When the hurricane arrived and the levees broke, Stanton Moore’s studio/rehearsal facility took the hit and was later declared structurally unsound. Still, Stanton headed back to town to record his solo release Stanton Moore III. It felt like the right thing to do. And Stanton did what a true New Orleans son would have done: He recorded in the ancient Preservation Hall.
“I just wanted to get back to the comfort zone,” Stanton explains. “It sounds amazing in there, and you don’t have to play so hard. Sometimes when you do that, the drums choke up. If you were to go into the Preservation Hall with big drums and hit them too hard, you’d over-saturate the room. With a small kit and a loose, open grip, things sound great.”
For most of the tracks, the kit was Stanton’s Gretsch with an 18″ bass drum. The exception was a cover of Zeppelin’s “When The Levee Breaks,” which demanded a 26″. In the final mix, both bop and Bonzo bass drums sound huge.
“When I’m playing ‘bigger,’” Stanton continues, “I’m trying to play the drums in such a way that they resonate at their peak.

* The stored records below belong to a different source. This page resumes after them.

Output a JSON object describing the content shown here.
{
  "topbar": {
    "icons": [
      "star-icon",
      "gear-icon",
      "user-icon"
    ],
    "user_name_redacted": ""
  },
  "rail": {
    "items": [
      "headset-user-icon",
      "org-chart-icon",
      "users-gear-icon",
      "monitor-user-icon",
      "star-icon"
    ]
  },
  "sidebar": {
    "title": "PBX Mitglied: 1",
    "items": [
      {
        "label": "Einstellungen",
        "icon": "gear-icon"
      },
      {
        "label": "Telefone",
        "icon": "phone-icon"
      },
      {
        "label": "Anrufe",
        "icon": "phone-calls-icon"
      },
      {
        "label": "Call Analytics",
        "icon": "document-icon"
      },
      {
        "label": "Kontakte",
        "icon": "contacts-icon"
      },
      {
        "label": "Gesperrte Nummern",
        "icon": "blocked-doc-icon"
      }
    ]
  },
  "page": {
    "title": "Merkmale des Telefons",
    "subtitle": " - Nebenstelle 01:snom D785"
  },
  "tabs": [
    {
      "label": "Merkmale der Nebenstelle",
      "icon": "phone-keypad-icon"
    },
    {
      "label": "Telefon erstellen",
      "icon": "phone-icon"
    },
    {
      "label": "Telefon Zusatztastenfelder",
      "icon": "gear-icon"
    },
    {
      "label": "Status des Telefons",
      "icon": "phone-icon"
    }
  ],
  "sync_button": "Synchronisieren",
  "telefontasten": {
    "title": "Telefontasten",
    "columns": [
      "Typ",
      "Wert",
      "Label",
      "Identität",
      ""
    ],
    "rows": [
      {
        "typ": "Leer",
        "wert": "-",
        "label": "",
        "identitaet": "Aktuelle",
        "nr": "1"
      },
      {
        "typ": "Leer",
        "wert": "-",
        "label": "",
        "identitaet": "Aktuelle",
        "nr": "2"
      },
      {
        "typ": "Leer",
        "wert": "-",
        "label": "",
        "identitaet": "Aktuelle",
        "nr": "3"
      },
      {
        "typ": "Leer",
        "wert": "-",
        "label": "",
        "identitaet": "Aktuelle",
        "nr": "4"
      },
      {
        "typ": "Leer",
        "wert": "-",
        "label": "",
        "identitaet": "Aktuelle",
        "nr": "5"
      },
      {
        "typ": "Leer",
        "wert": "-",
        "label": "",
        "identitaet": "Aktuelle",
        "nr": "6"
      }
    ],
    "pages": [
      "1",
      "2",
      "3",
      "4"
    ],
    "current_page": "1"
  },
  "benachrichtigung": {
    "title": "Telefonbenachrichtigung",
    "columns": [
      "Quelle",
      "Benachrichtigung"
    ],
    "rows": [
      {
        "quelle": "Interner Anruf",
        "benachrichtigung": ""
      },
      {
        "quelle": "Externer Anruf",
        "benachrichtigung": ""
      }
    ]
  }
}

With the 18″, I tune the front a little tighter and muffle with one felt strip. I tune it to where it resonates or ‘speaks,’ without the heads too loose. For years I’ve been playing 26″ bass drums as well, and somehow that helps me get a bigger sound out of the 18″. It stresses the importance of playing off the head, not burying the beater.”
Aside from gigs and recordings with Galactic, Garage A Trois, and Corrosion Of Conformity, Stanton’s savvy grooves (and new de-tuned snare sounds) can be heard on singer-songwriter Irma Thomas’s Grammy-nominated album, After The Rain. Otherwise, SM is working on a new book/DVD package revealing his approach to funk, as influenced by Johnny Vidacovich and the great James Black.